Pssst: Someone tell the Republicans they won.

Now that I’ve had time to reflect, I do have some thoughts on the tax bill that differ a lot from thoughts of others who are usually my political allies. Most of the criticisms that Scott Sumner and Steven Landsburg make are ones I share. So I’m not judging the tax bill to be good. Viewed in a political vacuum, it sucks. Viewed in the world we’re in, it’s actually a pretty good bill.

I put aside here my huge disappointment about the delay of the sequester. I think we could have gotten just a clean bill on taxes with no delay of the sequester. The problem on the sequester was, I think, more with Republicans than with Democrats because many of the Republicans, probably most, did not want to cut a seriously bloated Department of Defense. But the fact that all sides were willing to delay spending cuts is a serious statement about future efforts to rein in federal spending.

Back to the tax side. Think about the context. Republicans, who, since 1981 have been the anti-tax-increase party, hold only the House of Representatives. The President, who is very hostile to high-income people and very strongly in favor of double-taxing savings, was just re-elected. The Democrats hold the Senate.

Had the Republicans held out for anything like the reforms that Sumner and Landsburg wanted, the bill would have been Dead on Arrival in Harry Reid’s Senate. You don’t even need to bring Obama into the picture. End of story. So then taxes would have gone up dramatically for people at every income level. So what could Speaker John Boehner and Minority Leader Mitch McConnell do?

What they could do is try to raise as high as possible the threshold beyond which marginal tax rates rose. Boehner first tried that with a $1 million annual income threshold before Christmas but couldn’t pass that through the House with just Republican votes. If Republicans regret that, they probably shouldn’t. Harry Reid would have killed that bill also. But, with the New Year’s eve agreement between Vice-President Biden and Mitch McConnell, those large increases in tax rates apply only to singles with income of over $400K and married couples with income over $450,000. That’s bad, but look at what the Republicans got in return.

After years in which Democrats attacked “the Bush tax cuts,” which were temporary (they were originally were set to expire in 2011) many of the Democrats, plus many Republicans, voted to make most of the tax cuts permanent. After a president who wants stiff taxes on capital just got re-elected, the top tax rate on long-term capital gains and dividends rises from 15 percent to 23.6 percent. Had the bill not passed, the top tax rate on dividends would have risen to the 43.4 percent that Obama wanted. After doing a fix almost annually on the Alternative Minimum Tax (AMT) to prevent it from catching about 25 more million households than it typically applies to, Congress and the President have now made the AMT fix permanent.

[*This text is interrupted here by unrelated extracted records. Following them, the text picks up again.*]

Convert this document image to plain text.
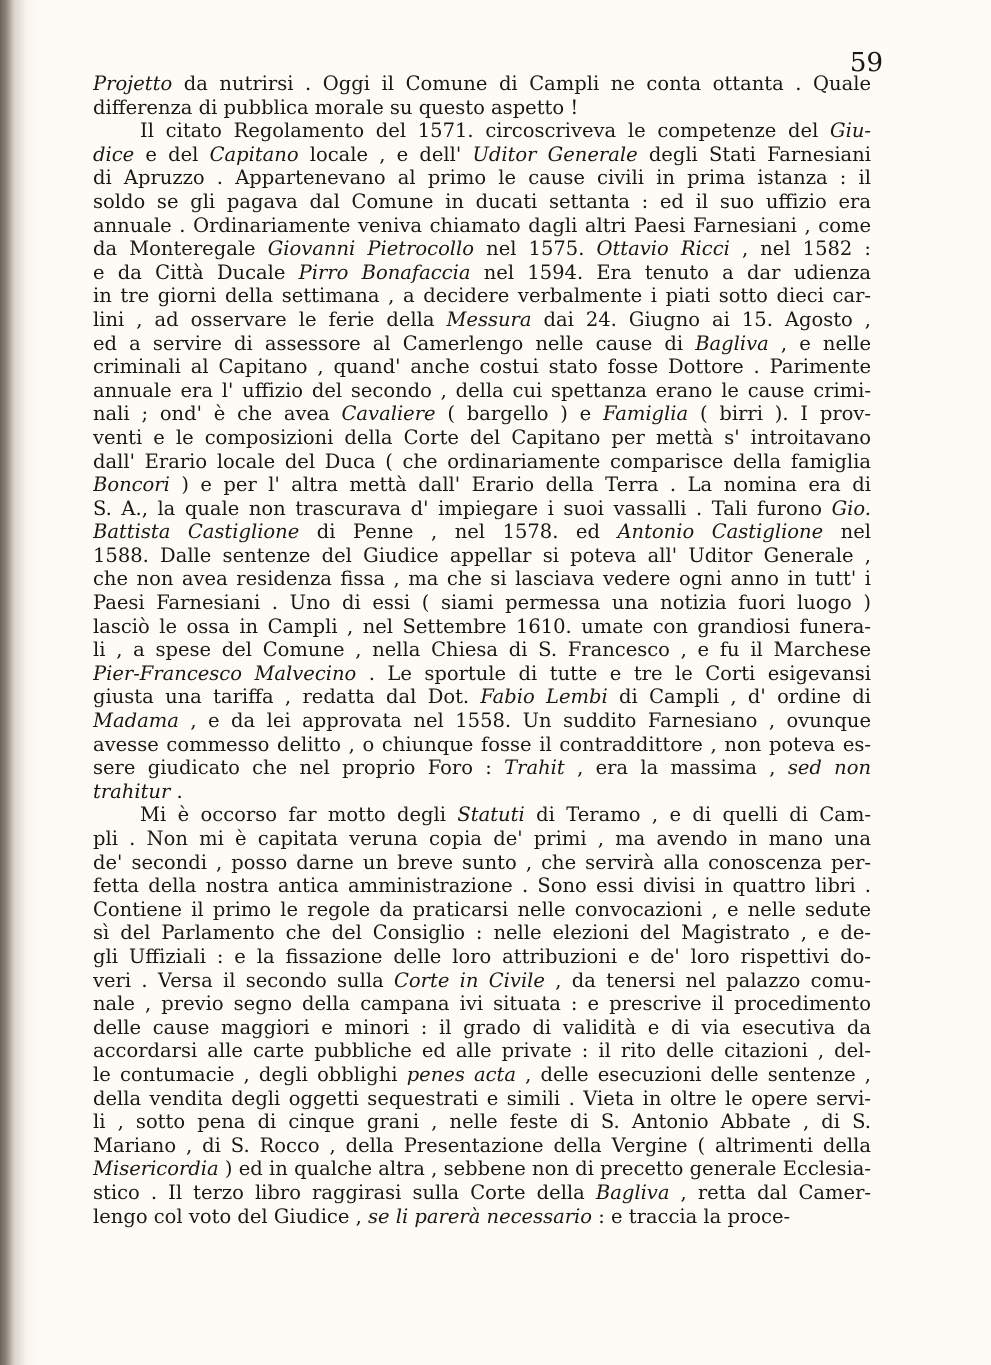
59
Projetto da nutrirsi . Oggi il Comune di Campli ne conta ottanta . Quale
differenza di pubblica morale su questo aspetto !
Il citato Regolamento del 1571. circoscriveva le competenze del Giu-
dice e del Capitano locale , e dell' Uditor Generale degli Stati Farnesiani
di Apruzzo . Appartenevano al primo le cause civili in prima istanza : il
soldo se gli pagava dal Comune in ducati settanta : ed il suo uffizio era
annuale . Ordinariamente veniva chiamato dagli altri Paesi Farnesiani , come
da Monteregale Giovanni Pietrocollo nel 1575. Ottavio Ricci , nel 1582 :
e da Città Ducale Pirro Bonafaccia nel 1594. Era tenuto a dar udienza
in tre giorni della settimana , a decidere verbalmente i piati sotto dieci car-
lini , ad osservare le ferie della Messura dai 24. Giugno ai 15. Agosto ,
ed a servire di assessore al Camerlengo nelle cause di Bagliva , e nelle
criminali al Capitano , quand' anche costui stato fosse Dottore . Parimente
annuale era l' uffizio del secondo , della cui spettanza erano le cause crimi-
nali ; ond' è che avea Cavaliere ( bargello ) e Famiglia ( birri ). I prov-
venti e le composizioni della Corte del Capitano per mettà s' introitavano
dall' Erario locale del Duca ( che ordinariamente comparisce della famiglia
Boncori ) e per l' altra mettà dall' Erario della Terra . La nomina era di
S. A., la quale non trascurava d' impiegare i suoi vassalli . Tali furono Gio.
Battista Castiglione di Penne , nel 1578. ed Antonio Castiglione nel
1588. Dalle sentenze del Giudice appellar si poteva all' Uditor Generale ,
che non avea residenza fissa , ma che si lasciava vedere ogni anno in tutt' i
Paesi Farnesiani . Uno di essi ( siami permessa una notizia fuori luogo )
lasciò le ossa in Campli , nel Settembre 1610. umate con grandiosi funera-
li , a spese del Comune , nella Chiesa di S. Francesco , e fu il Marchese
Pier-Francesco Malvecino . Le sportule di tutte e tre le Corti esigevansi
giusta una tariffa , redatta dal Dot. Fabio Lembi di Campli , d' ordine di
Madama , e da lei approvata nel 1558. Un suddito Farnesiano , ovunque
avesse commesso delitto , o chiunque fosse il contraddittore , non poteva es-
sere giudicato che nel proprio Foro : Trahit , era la massima , sed non
trahitur .
Mi è occorso far motto degli Statuti di Teramo , e di quelli di Cam-
pli . Non mi è capitata veruna copia de' primi , ma avendo in mano una
de' secondi , posso darne un breve sunto , che servirà alla conoscenza per-
fetta della nostra antica amministrazione . Sono essi divisi in quattro libri .
Contiene il primo le regole da praticarsi nelle convocazioni , e nelle sedute
sì del Parlamento che del Consiglio : nelle elezioni del Magistrato , e de-
gli Uffiziali : e la fissazione delle loro attribuzioni e de' loro rispettivi do-
veri . Versa il secondo sulla Corte in Civile , da tenersi nel palazzo comu-
nale , previo segno della campana ivi situata : e prescrive il procedimento
delle cause maggiori e minori : il grado di validità e di via esecutiva da
accordarsi alle carte pubbliche ed alle private : il rito delle citazioni , del-
le contumacie , degli obblighi penes acta , delle esecuzioni delle sentenze ,
della vendita degli oggetti sequestrati e simili . Vieta in oltre le opere servi-
li , sotto pena di cinque grani , nelle feste di S. Antonio Abbate , di S.
Mariano , di S. Rocco , della Presentazione della Vergine ( altrimenti della
Misericordia ) ed in qualche altra , sebbene non di precetto generale Ecclesia-
stico . Il terzo libro raggirasi sulla Corte della Bagliva , retta dal Camer-
lengo col voto del Giudice , se li parerà necessario : e traccia la proce-
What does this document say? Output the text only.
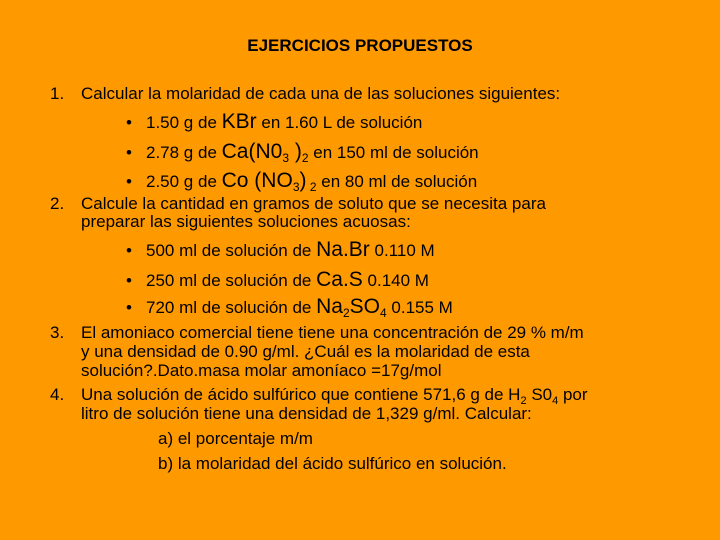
EJERCICIOS PROPUESTOS
1. Calcular la molaridad de cada una de las soluciones siguientes:
• 1.50 g de KBr en 1.60 L de solución
• 2.78 g de $Ca(N0_3$ )$_2$ en 150 ml de solución
• 2.50 g de Co $(NO_3)$ $_2$ en 80 ml de solución
2. Calcule la cantidad en gramos de soluto que se necesita para
preparar las siguientes soluciones acuosas:
• 500 ml de solución de Na.Br 0.110 M
• 250 ml de solución de Ca.S 0.140 M
• 720 ml de solución de $Na_2SO_4$ 0.155 M
3. El amoniaco comercial tiene tiene una concentración de 29 % m/m
y una densidad de 0.90 g/ml. ¿Cuál es la molaridad de esta
solución?.Dato.masa molar amoníaco =17g/mol
4. Una solución de ácido sulfúrico que contiene 571,6 g de $H_2$ $S0_4$ por
litro de solución tiene una densidad de 1,329 g/ml. Calcular:
a) el porcentaje m/m
b) la molaridad del ácido sulfúrico en solución.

(I do have one hedge about the AMT. I wrote in a 2007 Wall Street Journal piece that the AMT had the makings of a modified flat-rate tax and that, rather than repeal it, Congress should reform it to make it closer to a flat-rate tax. Now that the fix is permanent, that’s unlikely to happen. But let’s face it: it was always unlikely to happen. Now it’s just become a little unlikelier.)

Oh, and finally, because the Congress and President agreed, we now have a death tax (it really is a death tax: people aren’t taxed on their estates until they die) that takes 40 percent of everything after a basic exemption of $5 million. Does that sound bad? Had the bill not passed, the estate tax would have taken 55 percent of everything past a basic exemption of $1 million.

One other piece of context: At a Hoover event I attended some years ago, after the Democrats had won both the House and the Senate but Bush was in his last two years as president, former Reagan Secretary of State George Shultz said that one of Bush’s biggest mistakes was in not using his political capital, after his 2004 re-election while the Republicans still had both houses, to make the tax cut permanent. With some exceptions, Obama just did.

So here’s the big news: the anti-tax side won. Sure, Obama would love to raise taxes even more, especially on people making between $200K and $450K. But now he has almost zero leverage to do that.

I turned on Rush Limbaugh’s show this morning to see what he was saying and he was denouncing Boehner and company as people who caved. Someone ought to tell the Republicans that they won.